As deputy chairman and chief executive of Glaxo, Sir Richard proved he could mix the gravitas of a scientist with the acumen of a businessman. Glaxo needed it. The City was worried that management was becoming complacent after discovering sudden success with Zantac, the anti-ulcer pill that became the world's best selling drug.

Zantac had provided 43 per cent of Glaxo's turnover and put a second division company into the giants' league. But the US patent ran out in 1997 and few in the Glaxo hierarchy seemed aware of the pending problems.

Sir Richard grasped the nettle immediately. His comeback strategy was to launch the audacious bid for an undervalued Wellcome and set about cutting costs with a zeal that astonished some of his former associates.

Secondly, he pushed the Glaxo Welcome research arm hard for new products and by the first half of 1997 had seen sales of those drugs launched since 1990 rise by 50 per cent.
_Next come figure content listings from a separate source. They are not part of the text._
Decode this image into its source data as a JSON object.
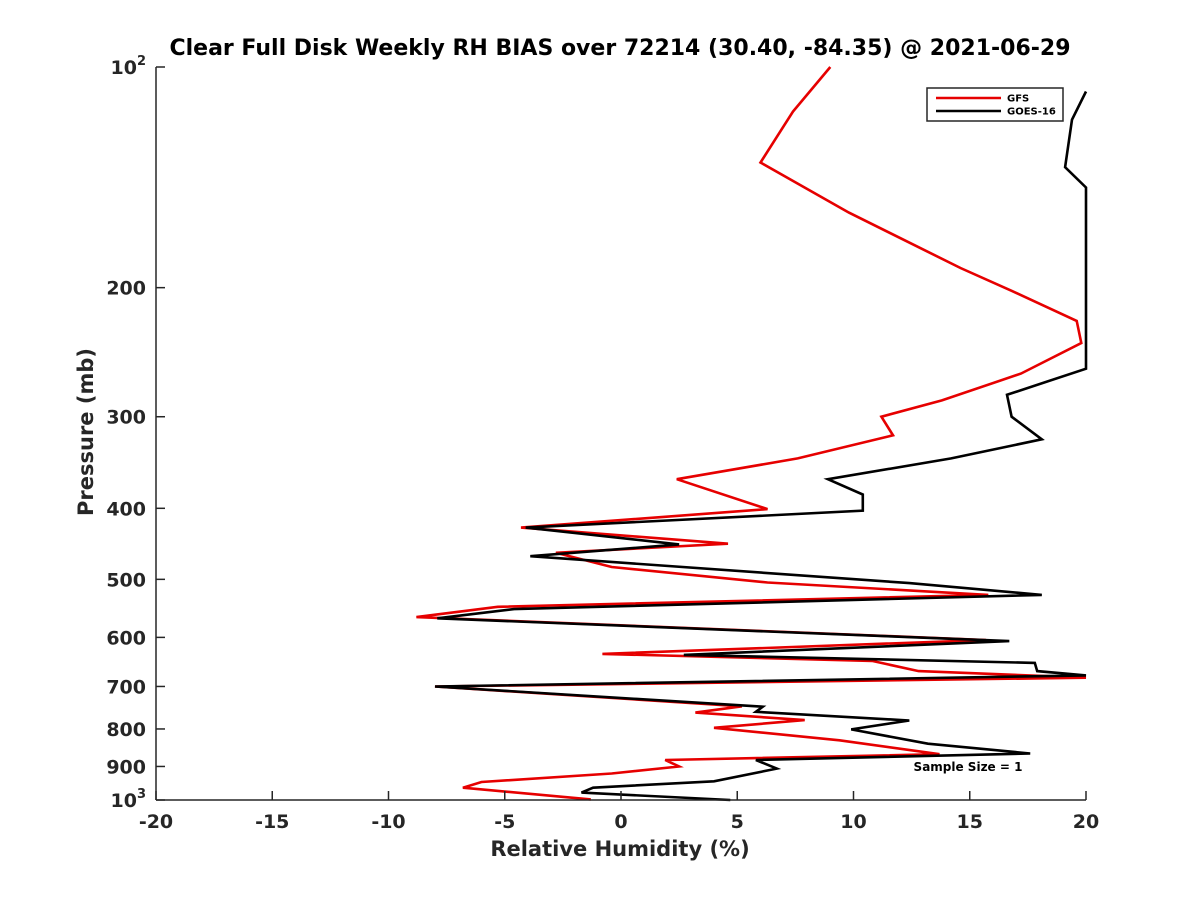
{
  "chart_data": {
    "type": "line",
    "title": "Clear Full Disk Weekly RH BIAS over 72214 (30.40, -84.35) @ 2021-06-29",
    "xlabel": "Relative Humidity (%)",
    "ylabel": "Pressure (mb)",
    "xlim": [
      -20,
      20
    ],
    "ylim": [
      100,
      1000
    ],
    "yscale": "log",
    "yreversed": true,
    "xticks": [
      "-20",
      "-15",
      "-10",
      "-5",
      "0",
      "5",
      "10",
      "15",
      "20"
    ],
    "xtick_values": [
      -20,
      -15,
      -10,
      -5,
      0,
      5,
      10,
      15,
      20
    ],
    "yticks": [
      {
        "value": 100,
        "base": "10",
        "exp": "2"
      },
      {
        "value": 200,
        "base": "200",
        "exp": ""
      },
      {
        "value": 300,
        "base": "300",
        "exp": ""
      },
      {
        "value": 400,
        "base": "400",
        "exp": ""
      },
      {
        "value": 500,
        "base": "500",
        "exp": ""
      },
      {
        "value": 600,
        "base": "600",
        "exp": ""
      },
      {
        "value": 700,
        "base": "700",
        "exp": ""
      },
      {
        "value": 800,
        "base": "800",
        "exp": ""
      },
      {
        "value": 900,
        "base": "900",
        "exp": ""
      },
      {
        "value": 1000,
        "base": "10",
        "exp": "3"
      }
    ],
    "legend_position": "top-right",
    "annotation": "Sample Size = 1",
    "series": [
      {
        "name": "GFS",
        "color": "#e60000",
        "points": [
          [
            9.0,
            100
          ],
          [
            7.4,
            115
          ],
          [
            6.0,
            135
          ],
          [
            9.8,
            158
          ],
          [
            14.6,
            188
          ],
          [
            16.8,
            202
          ],
          [
            19.6,
            222
          ],
          [
            19.8,
            238
          ],
          [
            17.2,
            262
          ],
          [
            13.8,
            285
          ],
          [
            11.2,
            300
          ],
          [
            11.7,
            318
          ],
          [
            7.6,
            342
          ],
          [
            2.4,
            365
          ],
          [
            6.3,
            401
          ],
          [
            -4.3,
            425
          ],
          [
            4.6,
            447
          ],
          [
            -2.8,
            460
          ],
          [
            -0.4,
            481
          ],
          [
            6.3,
            505
          ],
          [
            15.8,
            525
          ],
          [
            -5.3,
            545
          ],
          [
            -8.8,
            563
          ],
          [
            15.7,
            605
          ],
          [
            -0.8,
            632
          ],
          [
            10.8,
            646
          ],
          [
            12.8,
            667
          ],
          [
            20.0,
            681
          ],
          [
            -8.0,
            700
          ],
          [
            5.2,
            745
          ],
          [
            3.2,
            760
          ],
          [
            7.9,
            778
          ],
          [
            4.0,
            797
          ],
          [
            9.4,
            829
          ],
          [
            13.7,
            866
          ],
          [
            1.9,
            882
          ],
          [
            2.5,
            900
          ],
          [
            -0.4,
            920
          ],
          [
            -6.0,
            945
          ],
          [
            -6.8,
            962
          ],
          [
            -1.3,
            998
          ]
        ]
      },
      {
        "name": "GOES-16",
        "color": "#000000",
        "points": [
          [
            20.0,
            108
          ],
          [
            19.4,
            118
          ],
          [
            19.1,
            137
          ],
          [
            20.0,
            146
          ],
          [
            20.0,
            258
          ],
          [
            16.6,
            280
          ],
          [
            16.8,
            300
          ],
          [
            18.1,
            322
          ],
          [
            14.2,
            342
          ],
          [
            8.9,
            365
          ],
          [
            10.4,
            383
          ],
          [
            10.4,
            403
          ],
          [
            -4.1,
            425
          ],
          [
            2.5,
            448
          ],
          [
            -3.9,
            465
          ],
          [
            12.4,
            506
          ],
          [
            18.1,
            525
          ],
          [
            -4.6,
            549
          ],
          [
            -7.9,
            565
          ],
          [
            16.7,
            607
          ],
          [
            2.7,
            634
          ],
          [
            17.8,
            650
          ],
          [
            17.9,
            667
          ],
          [
            20.0,
            676
          ],
          [
            -8.0,
            700
          ],
          [
            6.1,
            746
          ],
          [
            5.8,
            758
          ],
          [
            12.4,
            779
          ],
          [
            9.9,
            801
          ],
          [
            13.2,
            838
          ],
          [
            17.6,
            864
          ],
          [
            5.8,
            882
          ],
          [
            6.7,
            906
          ],
          [
            4.0,
            943
          ],
          [
            -1.2,
            962
          ],
          [
            -1.7,
            977
          ],
          [
            4.7,
            1000
          ]
        ]
      }
    ]
  }
}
Despite an expected 1997 profits slowdown, the Glaxo share price rose as analysts remain convinced that Sir Richard's continuing optimism about the future is well founded. The proposed SmithKline deal has sent stocks racing

It all looked so effortless, with the potential deal triggered by Sir Richard picking up the phone to SmithKline's chief executive, Jan Leschly. The two have known each other since their days at Squibb Corporation but they have things in common outside business as well. Mr Leschly is a former Davis Cup tennis player but the Glaxo boss is also a keep-fit fan who is pretty nifty with a racquet.

James Culverwell, pharmaceutical analyst with Merrill Lynch, confirms that Sir Richard will greatly add to his reputation if the latest deal goes through: "The timing of both Wellcome and SmithKline mergers has been excellent."

Robin Gilbert of Panmure Gordon has little but praise for the Glaxo boss: "Scientists turned top industrialists are pretty rare. Sir Richard has been an outstanding success. He is a balanced individual who knows his own mind."

Not everyone sings his praises. One City figure said: "He is well regarded but he can be abrasive, impatient and opinionated."

The departure last year of Sean Lance, originally brought in as chairman- designate, was seen by some as an example that Sir Richard, like his predecessor Sir Paul Girolami, might not be the easiest person to work with.

Critics also point to the ulcer drug, Tritec, and the anaesthesia relief, Ultiva, as examples of the Glaxo chairman trumpeting products that failed to fly commercially.

Such comments are unlikely to worry Sir Richard. He once said: "I cannot run a company on the basis of what people think about me. I have to run it on the basis of what I believe is right for it in the long-term."